Talk About Your Machine Learning Exposure:If you’ve worked with machine learning systems, give us the details! Share your hands-on experience with tools like Hugging Face or model inference pipelines, especially how you’ve enabled ML in production environments.

Be Clear and Concise:Keep your application clear and to the point. Use bullet points where necessary to make it easy for us to read. And remember, applying through our website is the best way to get your application in front of us!

How to prepare for a job interview at Plentific

Know Your Data Systems Inside Out

Make sure you can discuss your experience with designing and owning complex data systems. Be ready to explain how you've approached architectural challenges in the past, focusing on durability and scalability.
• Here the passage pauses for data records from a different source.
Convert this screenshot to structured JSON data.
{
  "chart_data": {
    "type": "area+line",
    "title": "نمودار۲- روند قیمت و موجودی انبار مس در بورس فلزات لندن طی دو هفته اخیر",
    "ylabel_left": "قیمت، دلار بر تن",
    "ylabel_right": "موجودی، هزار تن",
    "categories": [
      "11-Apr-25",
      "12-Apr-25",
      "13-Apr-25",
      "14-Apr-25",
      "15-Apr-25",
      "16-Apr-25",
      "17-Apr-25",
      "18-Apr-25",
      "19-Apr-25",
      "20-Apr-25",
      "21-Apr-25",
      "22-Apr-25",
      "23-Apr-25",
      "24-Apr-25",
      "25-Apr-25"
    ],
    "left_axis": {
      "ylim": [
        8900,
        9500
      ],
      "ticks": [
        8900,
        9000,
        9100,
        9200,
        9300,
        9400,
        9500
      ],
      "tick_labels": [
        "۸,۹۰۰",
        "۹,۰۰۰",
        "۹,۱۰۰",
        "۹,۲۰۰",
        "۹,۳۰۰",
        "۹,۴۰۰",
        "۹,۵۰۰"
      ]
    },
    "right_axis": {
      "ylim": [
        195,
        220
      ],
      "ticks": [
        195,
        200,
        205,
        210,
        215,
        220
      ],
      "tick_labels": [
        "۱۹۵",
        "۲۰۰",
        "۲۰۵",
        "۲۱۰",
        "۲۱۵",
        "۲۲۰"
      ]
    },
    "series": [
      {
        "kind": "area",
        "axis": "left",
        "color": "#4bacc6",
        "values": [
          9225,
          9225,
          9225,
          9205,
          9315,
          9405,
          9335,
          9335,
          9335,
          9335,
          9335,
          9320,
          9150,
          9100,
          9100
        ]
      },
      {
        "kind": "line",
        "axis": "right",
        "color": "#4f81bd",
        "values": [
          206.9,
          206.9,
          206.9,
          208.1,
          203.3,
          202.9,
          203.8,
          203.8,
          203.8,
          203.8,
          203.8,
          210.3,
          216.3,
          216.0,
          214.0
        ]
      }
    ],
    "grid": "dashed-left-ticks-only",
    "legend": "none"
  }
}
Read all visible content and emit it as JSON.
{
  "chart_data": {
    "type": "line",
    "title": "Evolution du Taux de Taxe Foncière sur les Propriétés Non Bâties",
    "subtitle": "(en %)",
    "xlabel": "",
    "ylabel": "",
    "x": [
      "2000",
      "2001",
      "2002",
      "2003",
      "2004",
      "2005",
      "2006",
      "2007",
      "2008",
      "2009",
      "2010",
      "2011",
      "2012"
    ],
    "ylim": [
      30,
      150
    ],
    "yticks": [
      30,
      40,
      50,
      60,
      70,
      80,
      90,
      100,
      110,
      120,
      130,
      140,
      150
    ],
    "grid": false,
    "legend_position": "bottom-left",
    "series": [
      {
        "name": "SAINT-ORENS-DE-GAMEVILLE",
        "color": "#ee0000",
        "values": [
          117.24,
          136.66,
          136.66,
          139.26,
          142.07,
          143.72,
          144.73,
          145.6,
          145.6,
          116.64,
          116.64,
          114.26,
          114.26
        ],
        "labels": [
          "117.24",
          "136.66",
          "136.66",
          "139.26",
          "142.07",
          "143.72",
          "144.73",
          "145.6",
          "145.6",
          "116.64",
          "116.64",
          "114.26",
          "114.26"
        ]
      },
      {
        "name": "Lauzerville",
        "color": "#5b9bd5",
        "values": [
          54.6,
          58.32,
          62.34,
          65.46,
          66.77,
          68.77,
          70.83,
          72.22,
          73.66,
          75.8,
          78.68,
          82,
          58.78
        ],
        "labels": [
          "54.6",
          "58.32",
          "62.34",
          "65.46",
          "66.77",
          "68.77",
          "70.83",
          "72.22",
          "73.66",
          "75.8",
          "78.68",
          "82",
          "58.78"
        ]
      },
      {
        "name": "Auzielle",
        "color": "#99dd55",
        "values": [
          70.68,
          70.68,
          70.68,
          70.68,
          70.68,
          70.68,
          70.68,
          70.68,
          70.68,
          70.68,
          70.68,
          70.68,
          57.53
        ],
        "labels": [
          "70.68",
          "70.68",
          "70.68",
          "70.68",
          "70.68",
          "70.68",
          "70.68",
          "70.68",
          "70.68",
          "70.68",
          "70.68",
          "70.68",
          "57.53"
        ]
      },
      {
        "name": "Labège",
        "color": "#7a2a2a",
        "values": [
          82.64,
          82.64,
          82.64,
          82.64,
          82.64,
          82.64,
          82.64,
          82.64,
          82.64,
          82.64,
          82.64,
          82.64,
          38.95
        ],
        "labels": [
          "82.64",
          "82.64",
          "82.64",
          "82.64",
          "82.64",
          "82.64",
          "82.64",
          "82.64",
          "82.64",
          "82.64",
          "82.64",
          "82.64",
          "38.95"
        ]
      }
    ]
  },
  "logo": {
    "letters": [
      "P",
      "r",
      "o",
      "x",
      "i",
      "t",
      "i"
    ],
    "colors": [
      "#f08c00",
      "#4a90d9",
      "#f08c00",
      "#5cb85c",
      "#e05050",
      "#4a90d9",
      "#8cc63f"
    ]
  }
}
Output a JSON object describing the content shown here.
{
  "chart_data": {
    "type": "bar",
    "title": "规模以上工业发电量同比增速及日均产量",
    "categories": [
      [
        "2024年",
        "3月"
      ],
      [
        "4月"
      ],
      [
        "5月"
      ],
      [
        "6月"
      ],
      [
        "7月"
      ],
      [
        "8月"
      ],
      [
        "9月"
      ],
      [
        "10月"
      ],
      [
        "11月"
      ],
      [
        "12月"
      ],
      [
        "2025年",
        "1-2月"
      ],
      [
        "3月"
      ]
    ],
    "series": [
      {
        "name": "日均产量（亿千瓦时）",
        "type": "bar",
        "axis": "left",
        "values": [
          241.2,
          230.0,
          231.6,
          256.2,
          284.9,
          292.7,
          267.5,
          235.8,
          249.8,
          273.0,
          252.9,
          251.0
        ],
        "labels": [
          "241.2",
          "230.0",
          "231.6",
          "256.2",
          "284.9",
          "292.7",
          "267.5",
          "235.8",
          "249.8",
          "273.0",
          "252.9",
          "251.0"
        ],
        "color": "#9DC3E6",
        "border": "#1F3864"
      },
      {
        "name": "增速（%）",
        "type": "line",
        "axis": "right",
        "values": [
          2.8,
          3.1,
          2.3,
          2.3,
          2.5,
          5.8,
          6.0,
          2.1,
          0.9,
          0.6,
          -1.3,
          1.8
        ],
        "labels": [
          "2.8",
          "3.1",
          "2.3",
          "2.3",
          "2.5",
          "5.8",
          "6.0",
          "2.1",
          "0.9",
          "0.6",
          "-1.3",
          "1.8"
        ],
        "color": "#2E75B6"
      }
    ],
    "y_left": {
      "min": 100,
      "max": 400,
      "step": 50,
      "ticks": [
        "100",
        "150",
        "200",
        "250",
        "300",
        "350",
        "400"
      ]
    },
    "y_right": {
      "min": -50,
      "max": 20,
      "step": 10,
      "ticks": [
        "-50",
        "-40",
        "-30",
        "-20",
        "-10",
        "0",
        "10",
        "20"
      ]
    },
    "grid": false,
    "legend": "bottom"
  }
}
Showcase Your Software Engineering Skills

Prepare to demonstrate your software engineering foundations, especially in Python. Bring examples of production-grade engineering practices you've implemented, and be ready to discuss libraries like Pandas or Polars in the context of your architectural thinking.

Highlight Your Machine Learning Experience

Be prepared to talk about your hands-on experience with machine learning systems. Discuss how you've enabled ML in production environments, rather than just research, and share specific tools you've used, like Hugging Face or feature stores.

Discuss Your Approach to Data Quality

Emphasise your analytical depth by explaining how you validate system behaviour and ensure high levels of data quality. Share any experiences where you had to make trade-offs between correctness, performance, and cost in your data pipelines.